Head veteran was Gabriel Bennett of Sagamok and veterans were represented in the grand entry by Elaine Trudeau and Ida Embry and Josphine Eshkibok of Branch 177 of the Royal Canadian Legion.

Arena director was Dare Trudeau and the head male dancer was Barry Ace of M’Chigeeng and head female dancer was Crystal Abel of Sault Ste. Marie (Wikwemikong).

Head drum judge was Mark Lavallee of Cape Croker.

Master of ceremonies for the powwow was the redoubtable veteran of powwow patter Chris Pheasant, ably spelled off at the microphone by his co-emcee, famed Anishnaabe comedian Ryan McHahon.

Chief Peltier honoured the hometown country music darling on behalf of the community by wrapping her in a star quilt during a ceremony held in front of the assembled crowd. “We too often wait to honour those among us who have accomplished great things,” he said. The symbolism of the blanket, he explained, was to wrap Ms. Shawanda, an accomplished country singer who returns each year to hold a homecoming concert for her local fans, in the love and admiration of her community.

Following the ceremony, Ms. Shawanda was swarmed by a crowd of adoring fans, both young and old, as the emcee implored the crowd of admirers to follow the country star to the cultural pavilion where she was to hold a meet and greet, answer questions from her fans and sign autographs.

Upon arriving at the pavilion, Ms. Shawanda spent a few moments learning about the history of artifacts displayed by artist and historical lecturer Mike Cywink before beginning her session.

Among the artifacts on display were examples of worked raw natural copper, stone and flint tools and various implements in Mr. Cywink’s extensive collection.

Ms. Shawanda fielded questions from young and old, and shared reminiscences with her adoring fans. One young admirer asked what Ms. Shawanda’s first song was (Silent Night taught to her by her father), while another asked whether she wore pretty dresses. “Yes, I get to wear many pretty dresses,” laughed the country star. “But when I am just coming out to enjoy the powwow I like to just kick back and relax and wear something comfortable to be with my friends.”
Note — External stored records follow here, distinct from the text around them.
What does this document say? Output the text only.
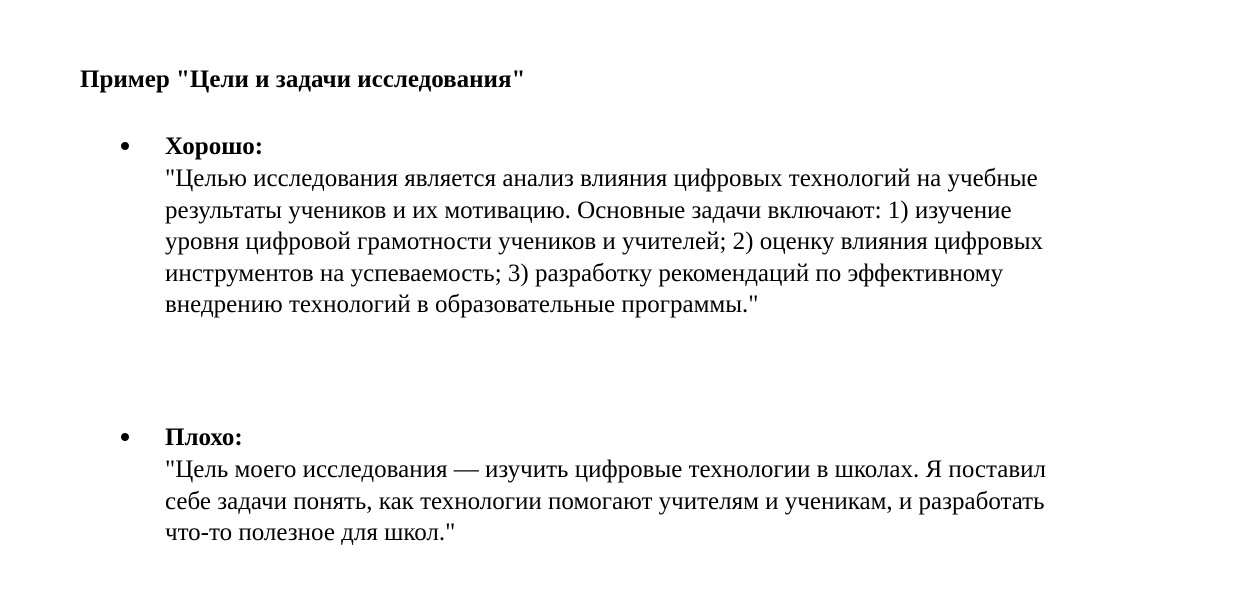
Пример "Цели и задачи исследования"

Хорошо:

"Целью исследования является анализ влияния цифровых технологий на учебные
результаты учеников и их мотивацию. Основные задачи включают: 1) изучение
уровня цифровой грамотности учеников и учителей; 2) оценку влияния цифровых
инструментов на успеваемость; 3) разработку рекомендаций по эффективному
внедрению технологий в образовательные программы."

Плохо:

"Цель моего исследования — изучить цифровые технологии в школах. Я поставил
себе задачи понять, как технологии помогают учителям и ученикам, и разработать
что-то полезное для школ."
Meanwhile, back at the main stage in front of the powwow grounds, a bevy of cameras and banks of computers and switches were making some Wikwemikong Powwow history of their own, as this year marks the first time the event was simulcast around the world through live streaming over the Internet.

“We just checked in with some friends who are just sitting down to dinner in Israel,” said Wiky TV5’s Gordie Odjig. “They tell us the sound and video is coming through loud and clear 6,000 miles away.” Mr. Odjig was working with an information technology crew that included Rudy McKenzie, Nicole Corbiere, James Hopkin and Fawn Aibens.

Beside the pavilion a host of international videographers and documentary journalists were busily collecting footage for several private and public projects at major news networks from around the world.

On the stage behind the emcees, tabulators Bernadine and Verna Francis were hunkered down in front of a computer screen, carefully inputting the scores provided by the judges.

The popular drum group Chippewa Singers sat beneath a mic-festooned stand, recording their next CD live onsite under the watchful eye (and ear) of producer Randy Todd of Tribal Spirit Music. Mr. Todd noted that although the Anishnaabe music market could definitely be considered a niche, it is by no means without a significant market segment of its own.

As part of the cultural experience of the festival a number of workshops took place, including learning basic conversational words in Anishnaabemowin, the history of the Wampum Belts, Species at Risk, dialogues on government and the Art and Artifacts of the Anishinaabek.

A host of vendors stood ready to supply arts and crafts to the powwow visitors including some fairly new options such as a series of comic books in the Anishinaabe language and an art show under a tent celebrated, among other works, the carvings of accomplished Anishinaabe carver William Bondy.